Using money overseas while traveling

English: Visa Electron debit card Svenska: Vis...

English: Visa Electron debit card Svenska: Visa Electron betalkort (Photo credit: Wikipedia)

(See the bottom of this post for any updates!)

A friend of mine living in France recently gave us tips on how to use money while traveling abroad. Some of it was stuff we’d already prepared for, but there was a lot of new info we hadn’t known (all of this is hearsay, as we have yet to experience any of this, but we trust their judgement!). We’ll definitely update this blog with more info once we experience it firsthand.

Credit Cards

Much of Europe uses a chip & pin card, so you should sign up for one before you go (the American Airlines Citibank Card is one we signed up for that offers chip & pin to its customers). However, after a phone call with one of our Visa card companies, any store in Europe that accepts Visa credit cards will also accept a magnetic stripe card. France & Spain widely accept credit cards. However, many places in Germany, including Berlin and Frankfurt, do not. Also, many places that accept credit cards will offer you the option of being charged in US dollars, or in their local currency (euros, pounds, etc.). Always insist to be charged in local currency, because they might charge you hidden conversion fees when switching to US currency.

Money / Cash

Never change money at the airport, you will always get the worst rates. It may be best to withdraw money at the ATM outside of town, or exchange your cash in town. It’s not recommended to carry a lot of cash around with you anyways. But it is handy when you come across small towns or villages that don’t have credit card acceptance.

ATM / Debit Cards

This is something we just learned over the weekend. Apparently when withdrawing money overseas, your financial institution will charge you international withdrawal fees, oftentimes it will be an outrageous amount. For example, we learned that our banks (Chase and Wells Fargo) will charge $5 per withdrawal, and in the case of Chase, an additional 3% of whatever amount you withdraw. That’s pretty stupid! This is also on top of whatever the foreign bank will charge you. I’ve also heard that Bank of America doesn’t charge you a fee if you withdraw from one of their partner banks, but the other bank may charge you something.
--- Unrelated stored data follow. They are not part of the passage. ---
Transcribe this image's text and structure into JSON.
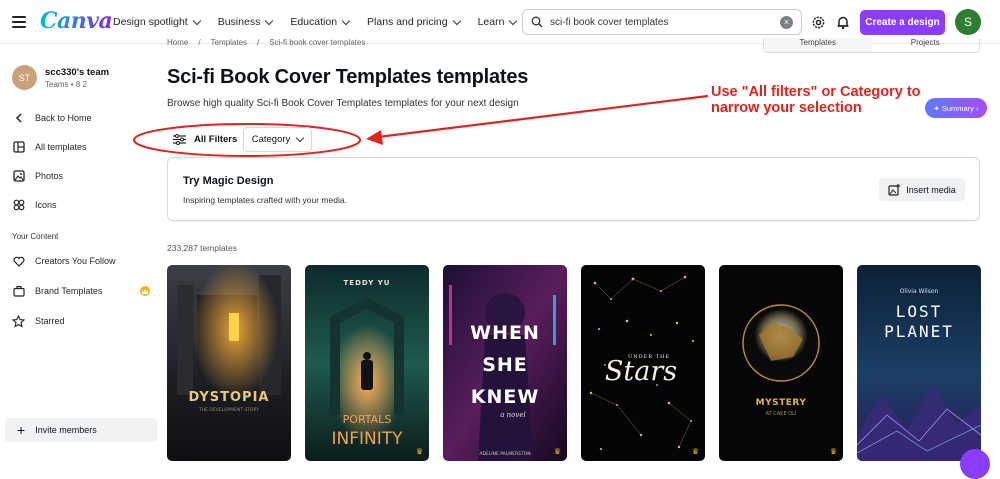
{
  "header": {
    "logo": "Canva",
    "nav": [
      "Design spotlight",
      "Business",
      "Education",
      "Plans and pricing",
      "Learn"
    ],
    "search_value": "sci-fi book cover templates",
    "create_label": "Create a design",
    "avatar_initial": "S"
  },
  "sidebar": {
    "team_initials": "ST",
    "team_name": "scc330's team",
    "team_meta": "Teams • 8 2",
    "items": [
      "Back to Home",
      "All templates",
      "Photos",
      "Icons"
    ],
    "section_label": "Your Content",
    "content_items": [
      "Creators You Follow",
      "Brand Templates",
      "Starred"
    ],
    "invite_label": "Invite members"
  },
  "main": {
    "breadcrumb": [
      "Home",
      "/",
      "Templates",
      "/",
      "Sci-fi book cover templates"
    ],
    "view_tabs": [
      "Templates",
      "Projects"
    ],
    "title": "Sci-fi Book Cover Templates templates",
    "subtitle": "Browse high quality Sci-fi Book Cover Templates templates for your next design",
    "annotation_line1": "Use \"All filters\" or Category to",
    "annotation_line2": "narrow your selection",
    "summary_label": "Summary",
    "filters_label": "All Filters",
    "category_label": "Category",
    "magic_title": "Try Magic Design",
    "magic_sub": "Inspiring templates crafted with your media.",
    "insert_label": "Insert media",
    "count": "233,287 templates"
  },
  "templates": [
    {
      "title": "DYSTOPIA",
      "subtitle": "THE DEVELOPMENT STORY",
      "premium": false
    },
    {
      "author": "TEDDY YU",
      "title_a": "PORTALS",
      "title_b": "INFINITY",
      "premium": true
    },
    {
      "title_a": "WHEN",
      "title_b": "SHE",
      "title_c": "KNEW",
      "tag": "a novel",
      "author": "ADELINE PALMERSTON",
      "premium": true
    },
    {
      "pre": "UNDER THE",
      "title": "Stars",
      "premium": true
    },
    {
      "title": "MYSTERY",
      "subtitle": "AT CAKE OLI",
      "premium": true
    },
    {
      "author": "Olivia Wilson",
      "title_a": "LOST",
      "title_b": "PLANET",
      "premium": false
    }
  ],
  "colors": {
    "brand_purple": "#8b3dff",
    "annotation_red": "#e0241c",
    "canva_teal": "#00c4cc"
  }
}
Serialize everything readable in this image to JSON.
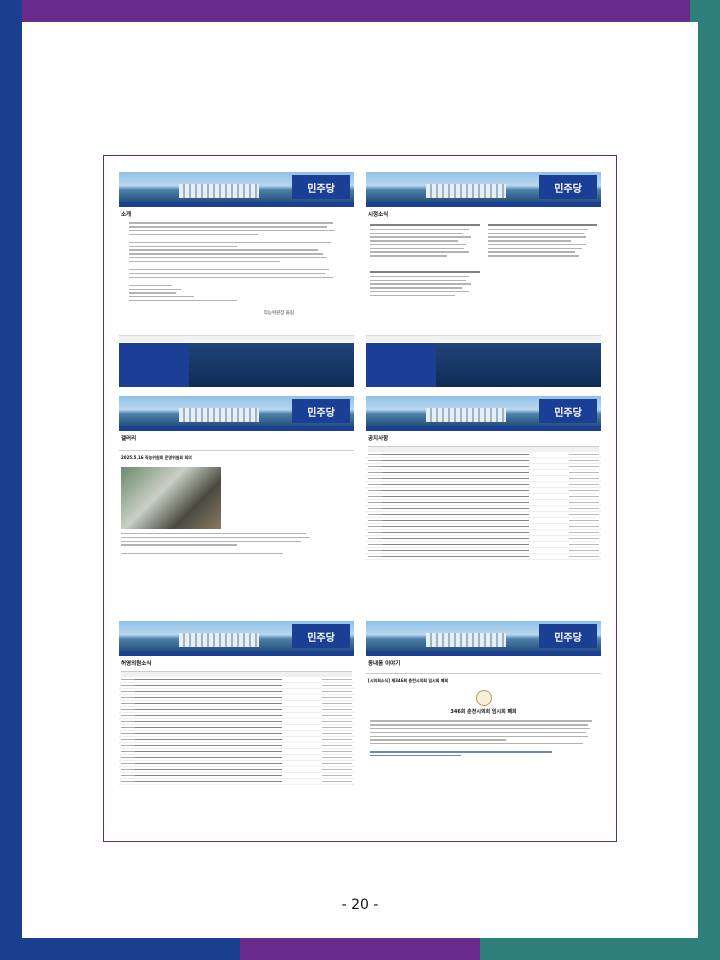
{
  "page_number": "- 20 -",
  "shots": [
    {
      "title": "소개",
      "logo": "민주당",
      "signature": "직능위원장 올림"
    },
    {
      "title": "시정소식",
      "logo": "민주당"
    },
    {
      "title": "갤러리",
      "logo": "민주당",
      "post_title": "2025.5.16 직능위원회 운영위원회 회의"
    },
    {
      "title": "공지사항",
      "logo": "민주당"
    },
    {
      "title": "허영의원소식",
      "logo": "민주당"
    },
    {
      "title": "동내음 이야기",
      "logo": "민주당",
      "post_title": "[시의회소식] 제346회 춘천시의회 임시회 폐회",
      "headline": "346회 춘천시의회 임시회 폐회"
    }
  ],
  "colors": {
    "purple": "#6a2a8c",
    "blue": "#1a3f8f",
    "teal": "#2e7f7a",
    "brand": "#1b3f94"
  }
}
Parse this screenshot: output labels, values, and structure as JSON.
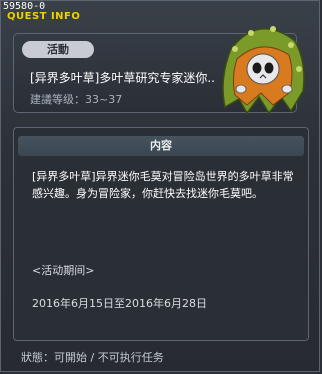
{
  "window": {
    "id_label": "59580-0",
    "title": "QUEST INFO"
  },
  "summary": {
    "type_badge": "活動",
    "quest_name": "[异界多叶草]多叶草研究专家迷你..",
    "level_label": "建議等级：33~37"
  },
  "content": {
    "header": "内容",
    "body": "[异界多叶草]异界迷你毛莫对冒险岛世界的多叶草非常感兴趣。身为冒险家，你赶快去找迷你毛莫吧。",
    "period_label": "<活动期间>",
    "period_dates": "2016年6月15日至2016年6月28日"
  },
  "status": {
    "text": "狀態：可開始 / 不可执行任务"
  },
  "colors": {
    "title_yellow": "#f0d000",
    "panel_bg": "#2a2e35",
    "badge_bg": "#c8ccd2",
    "npc_hood_green": "#7a9a2a",
    "npc_hood_orange": "#d87a20"
  },
  "icons": {
    "npc": "leaf-hooded-skull-npc-icon"
  }
}
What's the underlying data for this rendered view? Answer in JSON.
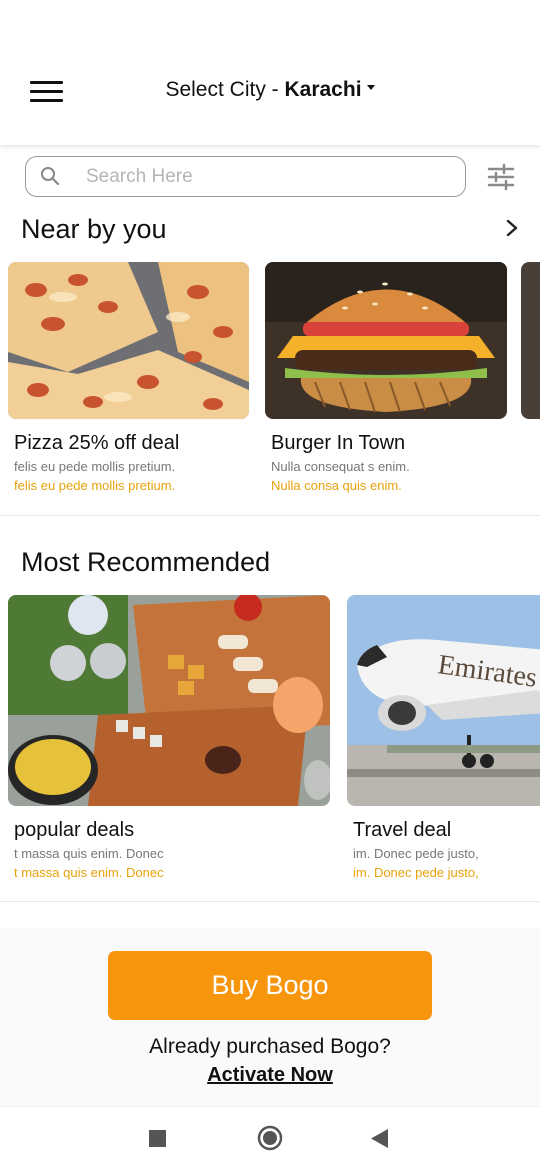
{
  "header": {
    "city_prefix": "Select City - ",
    "city_name": "Karachi",
    "menu_icon": "hamburger-menu-icon",
    "caret_icon": "caret-down-icon"
  },
  "search": {
    "placeholder": "Search Here",
    "value": "",
    "icon": "search-icon",
    "filter_icon": "sliders-filter-icon"
  },
  "nearby": {
    "title": "Near by you",
    "more_icon": "chevron-right-icon",
    "cards": [
      {
        "title": "Pizza 25% off deal",
        "subtitle": "felis eu pede mollis pretium.",
        "highlight": "felis eu pede mollis pretium.",
        "image": "pizza-photo"
      },
      {
        "title": "Burger In Town",
        "subtitle": "Nulla consequat s enim.",
        "highlight": "Nulla consa quis enim.",
        "image": "burger-photo"
      }
    ]
  },
  "recommended": {
    "title": "Most Recommended",
    "cards": [
      {
        "title": "popular deals",
        "subtitle": "t massa quis enim. Donec",
        "highlight": "t massa quis enim. Donec",
        "image": "food-platter-photo"
      },
      {
        "title": "Travel deal",
        "subtitle": "im. Donec pede justo,",
        "highlight": "im. Donec pede justo,",
        "image": "airplane-photo"
      }
    ]
  },
  "bogo": {
    "button_label": "Buy Bogo",
    "already_text": "Already purchased Bogo?",
    "activate_label": "Activate Now"
  },
  "navbar": {
    "icons": [
      "square-recents-icon",
      "circle-home-icon",
      "triangle-back-icon"
    ]
  },
  "colors": {
    "accent": "#f7950d",
    "highlight_text": "#e8a20c",
    "muted_text": "#777777"
  }
}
This makes it sound like using ATM cards is the worst idea, and you should carry tons of cash before you go travel. Nope! After doing some quick research, I discovered that the best ATM card to use while traveling is the Charles Schwab card. You will need to open a checking account with them, but it has no fees, and no minimum (it is tied to a brokerage account with also has no fees and no minimum). The cool thing is that they don’t charge a fee when withdrawing from overseas ATMs, and if the overseas bank charges you, you DO pay a fee upfront, but Charles Schwab fully refunds you at the end of the month. Apply for it as soon as you can, it can take up to 2 weeks for your debit card to arrive, we had to rush to the local Schwab office yesterday to get our application expedited (4 business days, $15), since we leave for Iceland in a week.
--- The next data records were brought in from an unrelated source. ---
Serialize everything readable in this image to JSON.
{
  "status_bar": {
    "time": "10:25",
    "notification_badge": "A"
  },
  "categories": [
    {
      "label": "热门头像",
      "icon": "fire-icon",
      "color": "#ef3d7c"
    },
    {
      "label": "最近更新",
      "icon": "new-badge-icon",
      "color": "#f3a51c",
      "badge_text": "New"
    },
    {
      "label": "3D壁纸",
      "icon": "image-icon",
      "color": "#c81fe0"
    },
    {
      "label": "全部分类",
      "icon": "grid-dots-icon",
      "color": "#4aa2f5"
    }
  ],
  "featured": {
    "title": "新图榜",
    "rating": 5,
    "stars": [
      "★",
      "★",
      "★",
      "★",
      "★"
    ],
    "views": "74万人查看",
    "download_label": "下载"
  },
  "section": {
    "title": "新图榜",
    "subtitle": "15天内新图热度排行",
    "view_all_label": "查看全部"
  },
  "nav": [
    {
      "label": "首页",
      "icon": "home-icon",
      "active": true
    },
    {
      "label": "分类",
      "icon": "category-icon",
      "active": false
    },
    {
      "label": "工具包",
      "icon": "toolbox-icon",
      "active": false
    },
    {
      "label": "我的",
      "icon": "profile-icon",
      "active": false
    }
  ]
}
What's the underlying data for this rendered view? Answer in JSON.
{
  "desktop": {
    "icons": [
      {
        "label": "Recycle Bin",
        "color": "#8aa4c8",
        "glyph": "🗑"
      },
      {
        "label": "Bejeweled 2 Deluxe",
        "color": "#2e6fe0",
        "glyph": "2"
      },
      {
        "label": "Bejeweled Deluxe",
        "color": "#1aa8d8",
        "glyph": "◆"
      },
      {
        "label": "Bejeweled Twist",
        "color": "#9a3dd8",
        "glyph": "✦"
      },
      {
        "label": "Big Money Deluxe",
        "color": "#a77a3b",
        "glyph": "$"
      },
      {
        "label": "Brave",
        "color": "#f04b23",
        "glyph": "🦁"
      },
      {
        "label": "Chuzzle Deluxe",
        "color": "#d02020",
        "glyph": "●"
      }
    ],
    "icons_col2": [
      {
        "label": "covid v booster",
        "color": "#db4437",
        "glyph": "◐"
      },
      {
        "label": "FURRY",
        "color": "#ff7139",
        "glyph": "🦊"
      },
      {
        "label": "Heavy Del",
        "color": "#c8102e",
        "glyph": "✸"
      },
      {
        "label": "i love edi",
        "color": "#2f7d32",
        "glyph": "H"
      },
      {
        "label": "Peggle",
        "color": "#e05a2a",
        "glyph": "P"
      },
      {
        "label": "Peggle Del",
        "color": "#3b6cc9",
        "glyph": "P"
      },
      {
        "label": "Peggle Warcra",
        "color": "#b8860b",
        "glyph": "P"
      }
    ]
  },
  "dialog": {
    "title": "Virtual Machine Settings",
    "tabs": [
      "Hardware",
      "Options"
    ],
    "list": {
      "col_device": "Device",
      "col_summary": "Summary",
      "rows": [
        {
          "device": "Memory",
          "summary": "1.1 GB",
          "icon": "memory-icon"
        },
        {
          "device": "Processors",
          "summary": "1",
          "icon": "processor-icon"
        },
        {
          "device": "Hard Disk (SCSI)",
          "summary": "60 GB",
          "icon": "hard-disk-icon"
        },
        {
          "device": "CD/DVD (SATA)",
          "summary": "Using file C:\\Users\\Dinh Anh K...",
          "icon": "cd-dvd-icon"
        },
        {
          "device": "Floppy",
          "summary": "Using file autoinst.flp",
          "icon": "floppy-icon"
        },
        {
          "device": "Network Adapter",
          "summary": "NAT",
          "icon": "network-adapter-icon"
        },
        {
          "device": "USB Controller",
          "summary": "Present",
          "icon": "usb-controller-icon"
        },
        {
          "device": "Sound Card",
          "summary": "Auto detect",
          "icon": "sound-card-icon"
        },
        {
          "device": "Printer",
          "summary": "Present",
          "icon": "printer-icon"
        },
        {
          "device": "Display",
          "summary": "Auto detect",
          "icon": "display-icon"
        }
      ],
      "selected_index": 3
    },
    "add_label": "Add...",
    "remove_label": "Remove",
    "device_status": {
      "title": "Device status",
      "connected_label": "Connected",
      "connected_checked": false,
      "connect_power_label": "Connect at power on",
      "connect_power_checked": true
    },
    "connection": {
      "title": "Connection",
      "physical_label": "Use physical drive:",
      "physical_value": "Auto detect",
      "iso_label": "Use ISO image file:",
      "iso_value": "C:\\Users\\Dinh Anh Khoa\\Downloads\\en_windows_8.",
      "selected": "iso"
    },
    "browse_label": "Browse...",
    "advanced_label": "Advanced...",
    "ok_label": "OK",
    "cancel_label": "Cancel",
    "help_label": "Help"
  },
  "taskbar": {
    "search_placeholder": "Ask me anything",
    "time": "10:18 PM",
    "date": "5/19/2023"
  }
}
Those are all the tips we’ve found, we’ll definitely share more of our experiences with using money as we go along our trip, and write up another article about applying for credit cards with frequent flier miles.

Update 9/25 – Success! We managed to obtain our Schwab ATM card the day before our departure. However, it tool 3 business days for money to transfer between banks, so plan accordingly! We were able to withdraw money from an ATM in Iceland without any issues.